2. This directly speed-controlled M1 fan creates air pressure on a sensor Sen1.
3. [The] M2 fan [should] reach to a speed(via pin10 PWM) such that Sen2 should output the same voltage as Sen1.
4. Which means eventually voltage at A1 analog input should be equal to A2.
5. So one can achieve same air pressures at Sen1 and Sen2.
If, per step 4 above, you think the analog input voltages should be the same, then why not just feed the human-reference input provided at step 1 to both fans?
Another way to think critically about this problem is to recognize that I, personally, have no idea what voltage is required to get a fan to achieve a particular air pressure. That is, maybe you as the designer should choose some maximum allowable air pressure (perhaps dictated by the capacity of the fan), and then have the human's reference be interpreted as a desired air pressure instead of a desired fan voltage.
Then, the desired air pressure is the reference, the actual air pressure is the feedback, and you use the error between the two to create your PID loop.
This is basically what you're talking about for fan two, where you have fan two setup in a "follower" mode.
The problem I would see with the approach you've requested is in your statement in the comments:
The flow of M1 might affect M2's flow a bit.
I'm assuming that this implies that M2's flow might also affect M1's.
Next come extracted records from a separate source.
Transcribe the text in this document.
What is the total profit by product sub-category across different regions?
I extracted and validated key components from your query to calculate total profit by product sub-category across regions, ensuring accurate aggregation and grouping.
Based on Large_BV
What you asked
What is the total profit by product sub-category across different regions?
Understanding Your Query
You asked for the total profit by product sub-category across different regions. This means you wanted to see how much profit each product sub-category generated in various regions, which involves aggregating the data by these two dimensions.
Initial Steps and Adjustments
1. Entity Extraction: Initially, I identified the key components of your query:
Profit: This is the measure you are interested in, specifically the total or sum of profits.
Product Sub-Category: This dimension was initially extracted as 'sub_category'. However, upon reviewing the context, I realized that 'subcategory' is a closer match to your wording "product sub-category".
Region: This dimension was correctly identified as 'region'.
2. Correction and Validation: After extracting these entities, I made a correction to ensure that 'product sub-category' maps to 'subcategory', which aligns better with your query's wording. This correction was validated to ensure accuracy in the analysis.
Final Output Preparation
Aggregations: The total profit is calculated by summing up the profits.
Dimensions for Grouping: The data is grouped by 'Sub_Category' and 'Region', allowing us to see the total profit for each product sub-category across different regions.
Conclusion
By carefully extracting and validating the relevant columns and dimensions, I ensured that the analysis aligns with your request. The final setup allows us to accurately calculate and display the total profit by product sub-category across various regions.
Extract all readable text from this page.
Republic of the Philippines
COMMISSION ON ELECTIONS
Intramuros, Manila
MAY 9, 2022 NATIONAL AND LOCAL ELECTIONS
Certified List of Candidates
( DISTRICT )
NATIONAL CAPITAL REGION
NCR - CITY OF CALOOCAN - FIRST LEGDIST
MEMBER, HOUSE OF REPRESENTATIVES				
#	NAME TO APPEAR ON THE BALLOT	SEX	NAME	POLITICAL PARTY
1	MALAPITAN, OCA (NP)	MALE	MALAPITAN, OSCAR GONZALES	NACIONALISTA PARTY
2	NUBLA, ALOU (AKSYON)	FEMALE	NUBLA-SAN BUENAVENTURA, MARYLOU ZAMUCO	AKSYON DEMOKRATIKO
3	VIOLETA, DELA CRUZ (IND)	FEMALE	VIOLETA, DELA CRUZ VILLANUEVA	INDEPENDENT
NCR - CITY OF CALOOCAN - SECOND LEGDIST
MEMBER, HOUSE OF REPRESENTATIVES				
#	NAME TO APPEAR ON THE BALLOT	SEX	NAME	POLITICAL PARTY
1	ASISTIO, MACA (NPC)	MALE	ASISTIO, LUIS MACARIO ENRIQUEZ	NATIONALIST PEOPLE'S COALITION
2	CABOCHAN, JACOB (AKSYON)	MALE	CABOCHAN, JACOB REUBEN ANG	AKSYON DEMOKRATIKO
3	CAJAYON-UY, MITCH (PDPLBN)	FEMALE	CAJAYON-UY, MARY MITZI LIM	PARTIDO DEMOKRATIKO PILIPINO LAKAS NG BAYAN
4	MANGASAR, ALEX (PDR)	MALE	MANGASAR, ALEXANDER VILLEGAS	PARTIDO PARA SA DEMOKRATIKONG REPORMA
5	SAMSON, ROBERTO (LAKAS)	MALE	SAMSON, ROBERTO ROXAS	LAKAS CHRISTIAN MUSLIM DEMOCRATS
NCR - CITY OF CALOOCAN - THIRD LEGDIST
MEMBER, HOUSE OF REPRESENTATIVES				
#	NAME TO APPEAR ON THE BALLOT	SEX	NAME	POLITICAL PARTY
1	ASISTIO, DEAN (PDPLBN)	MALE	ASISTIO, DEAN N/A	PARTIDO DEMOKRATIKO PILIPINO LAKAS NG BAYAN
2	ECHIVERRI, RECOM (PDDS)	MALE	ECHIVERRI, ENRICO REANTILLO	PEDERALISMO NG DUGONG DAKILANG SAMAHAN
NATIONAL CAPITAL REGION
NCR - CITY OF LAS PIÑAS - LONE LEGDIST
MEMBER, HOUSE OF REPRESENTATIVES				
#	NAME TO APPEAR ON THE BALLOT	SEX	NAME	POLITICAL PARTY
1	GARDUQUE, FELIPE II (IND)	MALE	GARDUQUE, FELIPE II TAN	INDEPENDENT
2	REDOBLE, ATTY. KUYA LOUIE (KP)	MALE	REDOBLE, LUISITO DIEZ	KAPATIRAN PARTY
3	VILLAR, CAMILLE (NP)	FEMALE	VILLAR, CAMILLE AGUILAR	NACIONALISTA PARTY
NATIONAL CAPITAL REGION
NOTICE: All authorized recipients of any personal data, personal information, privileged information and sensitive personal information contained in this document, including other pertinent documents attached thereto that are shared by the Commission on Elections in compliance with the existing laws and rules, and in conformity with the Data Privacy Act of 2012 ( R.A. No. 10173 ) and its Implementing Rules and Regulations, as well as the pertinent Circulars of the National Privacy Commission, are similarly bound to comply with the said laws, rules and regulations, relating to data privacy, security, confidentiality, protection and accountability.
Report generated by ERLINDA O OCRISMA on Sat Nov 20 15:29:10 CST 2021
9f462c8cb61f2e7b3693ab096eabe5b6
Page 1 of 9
So imagine this:
- M1 is running at 50%.
- M2 is not running.
- M2 gets M1's 50% flow as a reference.
- M2 spins up, but a portion of its flow is sensed by M1's sensor, Sen1.
- M1's flow sensor now reads 50% + X%.
- M2 gets M1's 50% + X% flow as a reference.
- M2 spins a little faster, but a portion of its flow is sensed by M1's sensor, Sen1.
- Repeat 5-7 until M2 is spinning at full speed or the system naturally stabilizes at some value higher than probably intended.
If you have both PID loops (for M1 and M2) tuned to the same response time, then there is a high probability that they'll wind up "fighting" each other - both fans spin up at the same time, overshoot, trigger each other to slow down, and you may find that neither fan ever settles at the desired setpoint.
The two approaches I would take to inhibit this kind of behavior would be to intentionally tune one loop slower than the other. The slower system acts as a "base load" supplier, the faster loop responds to disturbances. This also assumes there's some moderate cross-flow between the two systems.
The other way you could try to do this is to have one control loop, where the output signal is sent to both fans (instead of being tailored on a per-fan basis) and maybe the output signal (Sen1 and Sen2) is averaged to produce one feedback.
I'm not sure what the application here is so I can't provide any meaningful advice beyond what I've posted above. You could consider ducting or physically relocating the fans to prevent cross-flow between M1 and M2.
I'll say that steps 4 and 5 above are generally conflicting - due to variations in motor and sensor construction, impedances, etc., you will probably find that voltages A1 and A2 are not equal when the outputs of Sen1 and Sen2 are equal, and vice-versa.